İstanbul'da meydana gelen olayları hatırlatan Tejera, çevre duyarlılığı ile başlayan gösterilere daha sonra siyasi grupların da katıldığını ve bazı istenmeyen görüntülerin yaşandığını kaydetti.
Tejera, benzer gösterilerin başta Londra, Paris olmak üzere birçok Avrupa başkentlerinde de meydana geldiğini anlattı.
Genel Kurul'da söz alarak konuşan Türk Parlamenterlerden AK Parti Sakarya Milletvekili Şaban Dişli, Türkiye'deki protestoların, bir çevre hareketi olarak başladığını ancak daha sonra, aşırı grupların şiddet gösterilerine dönüştüğünü söyledi.
Dişli, hiçbir demokratik hükümetin yasadışı eylemlere izin vermeyeceğini anlatarak, "Güvenlik güçleri gerekli tedbirleri uygulamak zorunda kaldı. Bu arada, hukuk, Avrupa ve uluslararası standartlara uygun olarak hareket edildi" diye konuştu.
İngiltere, İspanya, Almanya ve son aylarda Fransa gibi üye ülkelerde benzer olaylar yaşandığını belirten Dişli, aşırı güç kullanımına ilişkin bazı yanlış uygulamaların olduğunu Türkiye Cumhurbaşkanı ve Hükümet tarafından da dile getirildiğini söyledi.
Dişli, bu tür olaylara ilişkin soruşturmaların sürdüğünü kaydetti.
AK Parti Kayseri Milletvekili Pelin Gündeş Bakır ise şiddet içermediği sürece her türlü gösteri ve ifade özgürlüğünün hak olduğunu belirterek, Türkiye'de yaşanan şiddet olaylarına dikkati çekti. Polisin aşırı güç kullanımına ilişkin soruşturmalar sürerken, vandalların birçok kamu ve özel işyerine, araçlara ve çevreye zarar verdiğini ifade eden Bakır, "Biz aynı gemideyiz. Güçlü bir Türkiye, Avrupa Birliği'nin yararınadır. Ayrıca, Türkiye batıya aittir.

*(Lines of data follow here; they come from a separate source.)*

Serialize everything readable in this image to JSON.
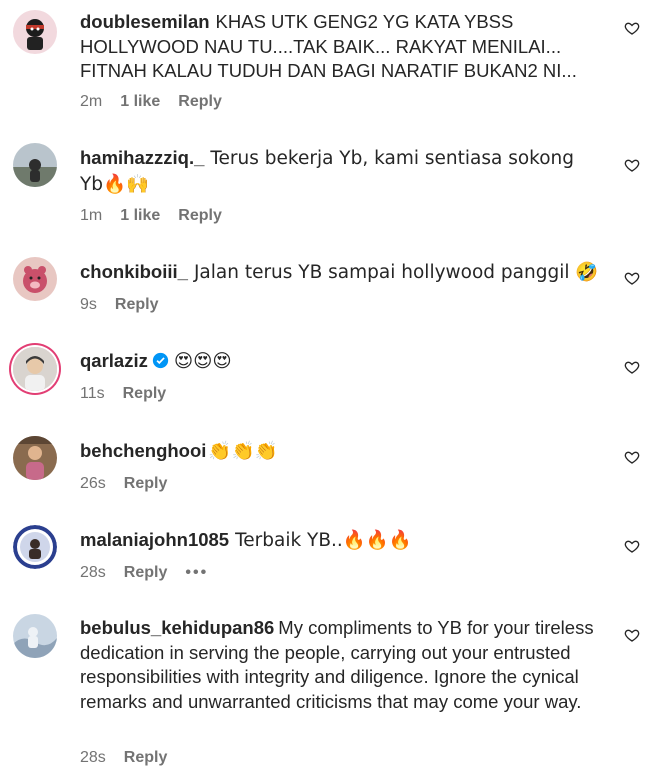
{
  "comments": [
    {
      "username": "doublesemilan",
      "text": "KHAS UTK GENG2 YG KATA YBSS HOLLYWOOD NAU TU....TAK BAIK... RAKYAT MENILAI... FITNAH KALAU TUDUH DAN BAGI NARATIF BUKAN2 NI...",
      "time": "2m",
      "likes": "1 like",
      "reply": "Reply"
    },
    {
      "username": "hamihazzziq._",
      "text": "Terus bekerja Yb, kami sentiasa sokong Yb🔥🙌",
      "time": "1m",
      "likes": "1 like",
      "reply": "Reply"
    },
    {
      "username": "chonkiboiii_",
      "text": "Jalan terus YB sampai hollywood panggil 🤣",
      "time": "9s",
      "reply": "Reply"
    },
    {
      "username": "qarlaziz",
      "text": "😍😍😍",
      "time": "11s",
      "reply": "Reply"
    },
    {
      "username": "behchenghooi",
      "text": "👏👏👏",
      "time": "26s",
      "reply": "Reply"
    },
    {
      "username": "malaniajohn1085",
      "text": "Terbaik YB..🔥🔥🔥",
      "time": "28s",
      "reply": "Reply",
      "more": "•••"
    },
    {
      "username": "bebulus_kehidupan86",
      "text": "My compliments to YB for your tireless dedication in serving the people, carrying out your entrusted responsibilities with integrity and diligence. Ignore the cynical remarks and unwarranted criticisms that may come your way.",
      "time": "28s",
      "reply": "Reply"
    }
  ],
  "colors": {
    "text": "#262626",
    "secondary": "#737373",
    "verified": "#0095f6",
    "story_ring": "#e23e74"
  },
  "icons": {
    "like": "heart-outline-icon",
    "verified": "verified-badge-icon"
  }
}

Biz, batı değerlerini paylaşan, insan hakları, demokrasi, hukukun üstünlüğüne inanan, Avrupa Birliği'ne aday ve bu hedefte kararlı bir ülkeyiz" dedi.
-"Hukuk devletine düşen bir görevdir"
AK Parti Bursa Milletvekili Tülin Erkal Kara da yaşanan olayların Türk toplumunda demokratik kültür ve bilincin geldiği noktanın önemli göstergesi olduğuna işaret etti.
Gösterici grupların temsilcileriyle gerçekleştirilen görüşmelerde olumlu sonuçlar elde edildiğini hatırlatan Kara, "Bu tarz gösteriler sırasında polis müdahalesinin ölçülü olmasının son derece önemli olduğu açıktır. Aşırı güç kullanımına ilişkin kimi iddialar da halihazırda soruşturulmaktadır" diye konuştu.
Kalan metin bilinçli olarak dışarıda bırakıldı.